IN THE wake of a disaster, the unit will provide three main functions.
The first is a practical function. Upon arrival at a site, the mobile center will be able to quickly distribute all types of support materials, including food, drink and refrigeration to rescuers and support staff. Major emergencies like forest fires, natural disasters, civilian disasters like that which occurred in Meron and many other types of crises demand massive human resources and can often continue for periods of days or even longer.
Through partnerships with relevant suppliers, this unit will be equipped to provide ongoing distribution of goods as long as the need remains. In addition, it will be equipped with cellphone charging stations and mobile wi-fi access to ensure crews can stay connected wherever they might find themselves.
The second function is as a rest station. The unit is equipped to set up a temporary tent complex with 24 individual beds with privacy dividers where weary crews can sleep while their colleagues work and be ready to return to active duty refreshed without having to leave the site.

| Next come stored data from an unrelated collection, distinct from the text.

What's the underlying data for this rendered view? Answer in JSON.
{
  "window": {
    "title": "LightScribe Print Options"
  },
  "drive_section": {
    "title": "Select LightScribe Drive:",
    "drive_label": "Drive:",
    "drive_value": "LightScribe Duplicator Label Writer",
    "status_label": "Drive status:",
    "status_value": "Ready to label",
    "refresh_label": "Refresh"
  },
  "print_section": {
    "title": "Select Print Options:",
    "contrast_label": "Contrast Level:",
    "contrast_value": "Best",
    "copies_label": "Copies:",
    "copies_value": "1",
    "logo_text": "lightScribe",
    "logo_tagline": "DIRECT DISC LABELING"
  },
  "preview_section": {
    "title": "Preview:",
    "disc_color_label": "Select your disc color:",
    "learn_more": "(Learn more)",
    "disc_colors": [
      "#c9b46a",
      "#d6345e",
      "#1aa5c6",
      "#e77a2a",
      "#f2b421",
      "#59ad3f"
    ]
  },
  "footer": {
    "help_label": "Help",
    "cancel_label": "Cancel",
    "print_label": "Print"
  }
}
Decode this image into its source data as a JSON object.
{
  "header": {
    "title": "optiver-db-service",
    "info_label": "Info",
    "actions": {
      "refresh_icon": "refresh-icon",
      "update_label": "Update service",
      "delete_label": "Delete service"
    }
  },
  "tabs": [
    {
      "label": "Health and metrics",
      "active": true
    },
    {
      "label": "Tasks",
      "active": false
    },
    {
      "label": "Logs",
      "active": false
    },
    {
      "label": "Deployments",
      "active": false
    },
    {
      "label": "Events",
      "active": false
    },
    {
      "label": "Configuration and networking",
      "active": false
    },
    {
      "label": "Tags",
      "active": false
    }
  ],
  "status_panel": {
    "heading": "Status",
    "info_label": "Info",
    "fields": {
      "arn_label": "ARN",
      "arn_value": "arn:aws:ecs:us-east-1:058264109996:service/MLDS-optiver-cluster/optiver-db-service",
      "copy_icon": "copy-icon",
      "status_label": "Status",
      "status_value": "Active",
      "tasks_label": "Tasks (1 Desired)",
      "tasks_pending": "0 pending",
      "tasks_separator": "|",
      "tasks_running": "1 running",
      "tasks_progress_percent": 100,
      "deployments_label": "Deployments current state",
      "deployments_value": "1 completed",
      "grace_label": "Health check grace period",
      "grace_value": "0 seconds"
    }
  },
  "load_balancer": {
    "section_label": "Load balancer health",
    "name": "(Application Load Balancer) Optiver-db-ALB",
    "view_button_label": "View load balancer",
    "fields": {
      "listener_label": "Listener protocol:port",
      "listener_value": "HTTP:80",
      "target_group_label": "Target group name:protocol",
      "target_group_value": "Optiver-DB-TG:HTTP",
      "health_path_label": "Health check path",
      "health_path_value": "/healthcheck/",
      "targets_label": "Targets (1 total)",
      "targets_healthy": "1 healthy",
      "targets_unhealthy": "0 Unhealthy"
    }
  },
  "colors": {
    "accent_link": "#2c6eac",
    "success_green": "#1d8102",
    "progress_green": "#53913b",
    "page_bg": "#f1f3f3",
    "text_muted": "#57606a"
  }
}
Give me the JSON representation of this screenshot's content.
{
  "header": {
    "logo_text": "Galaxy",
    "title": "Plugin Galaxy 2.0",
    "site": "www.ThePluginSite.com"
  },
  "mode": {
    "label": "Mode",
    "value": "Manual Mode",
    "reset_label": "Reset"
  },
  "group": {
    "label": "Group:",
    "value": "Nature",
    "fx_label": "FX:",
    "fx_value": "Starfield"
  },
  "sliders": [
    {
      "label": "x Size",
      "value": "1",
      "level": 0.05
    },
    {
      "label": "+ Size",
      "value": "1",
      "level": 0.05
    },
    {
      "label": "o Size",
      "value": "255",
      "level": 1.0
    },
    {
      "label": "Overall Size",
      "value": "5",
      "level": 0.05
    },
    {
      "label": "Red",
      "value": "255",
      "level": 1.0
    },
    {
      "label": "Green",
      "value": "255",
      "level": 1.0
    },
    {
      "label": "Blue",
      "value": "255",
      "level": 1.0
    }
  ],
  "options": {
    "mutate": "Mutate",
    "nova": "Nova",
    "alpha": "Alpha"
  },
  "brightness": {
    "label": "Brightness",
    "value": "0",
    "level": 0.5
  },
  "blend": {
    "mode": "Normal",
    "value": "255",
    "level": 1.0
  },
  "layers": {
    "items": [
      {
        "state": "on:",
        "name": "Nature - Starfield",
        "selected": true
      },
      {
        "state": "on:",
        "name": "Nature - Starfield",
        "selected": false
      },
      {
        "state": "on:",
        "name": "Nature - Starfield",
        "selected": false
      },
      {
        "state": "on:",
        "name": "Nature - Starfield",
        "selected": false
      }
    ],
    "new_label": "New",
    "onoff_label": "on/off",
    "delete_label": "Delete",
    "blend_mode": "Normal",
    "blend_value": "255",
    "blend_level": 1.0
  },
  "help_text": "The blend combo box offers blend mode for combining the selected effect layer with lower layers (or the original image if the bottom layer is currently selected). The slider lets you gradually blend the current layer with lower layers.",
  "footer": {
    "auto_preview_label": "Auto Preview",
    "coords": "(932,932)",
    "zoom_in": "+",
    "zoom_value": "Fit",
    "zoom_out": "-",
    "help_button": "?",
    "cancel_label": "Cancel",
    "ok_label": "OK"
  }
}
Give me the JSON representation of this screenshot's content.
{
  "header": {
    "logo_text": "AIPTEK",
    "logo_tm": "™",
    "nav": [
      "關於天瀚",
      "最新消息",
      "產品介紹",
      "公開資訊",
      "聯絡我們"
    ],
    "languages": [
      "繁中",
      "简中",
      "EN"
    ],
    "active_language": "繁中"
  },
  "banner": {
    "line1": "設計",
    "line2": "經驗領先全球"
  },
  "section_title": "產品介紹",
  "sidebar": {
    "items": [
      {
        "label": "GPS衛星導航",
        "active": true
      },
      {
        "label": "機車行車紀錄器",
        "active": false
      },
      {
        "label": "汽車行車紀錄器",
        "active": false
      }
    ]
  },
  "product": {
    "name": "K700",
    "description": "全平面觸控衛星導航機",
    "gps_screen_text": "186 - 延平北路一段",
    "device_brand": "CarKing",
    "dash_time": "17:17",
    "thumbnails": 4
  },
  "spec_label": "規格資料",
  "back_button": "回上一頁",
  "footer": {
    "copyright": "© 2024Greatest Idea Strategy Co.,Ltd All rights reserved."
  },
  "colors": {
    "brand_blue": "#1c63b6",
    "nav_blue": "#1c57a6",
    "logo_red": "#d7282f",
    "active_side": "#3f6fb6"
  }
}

The final and no less important function is its emotional role. Disasters are extremely trying on the emotional well-being of our rescue teams and the families of those involved and this unit will allow them to know that they are being cared for in all ways possible. The mobile center is a constant reminder that we owe our responders and volunteers a debt of gratitude for their willingness to go wherever and do whatever is necessary for the needs of the people they serve.
Very early in my army career I was taught a lesson that has followed me throughout and I believe is at the heart of this project. I learned that luck is a measure of when opportunity meets readiness. While we typically view luck as some random ideal for which we can’t prepare, when it comes to the real challenges in life, being lucky is a product of actually thinking multiple steps ahead so we know that when those crises present themselves, we will have the resources in place to respond.
On behalf of the people of Israel, I am proud to be able to say that the IFCJ Mobile Emergency Response Center is now in place to respond to that reality and when the time comes, those who need it most will be lucky to be able to benefit from all that it has to offer.
The writer is a senior IDF commander (res.) and the director of the Safety and Emergency Response Division of the International Fellowship of Christians and Jews.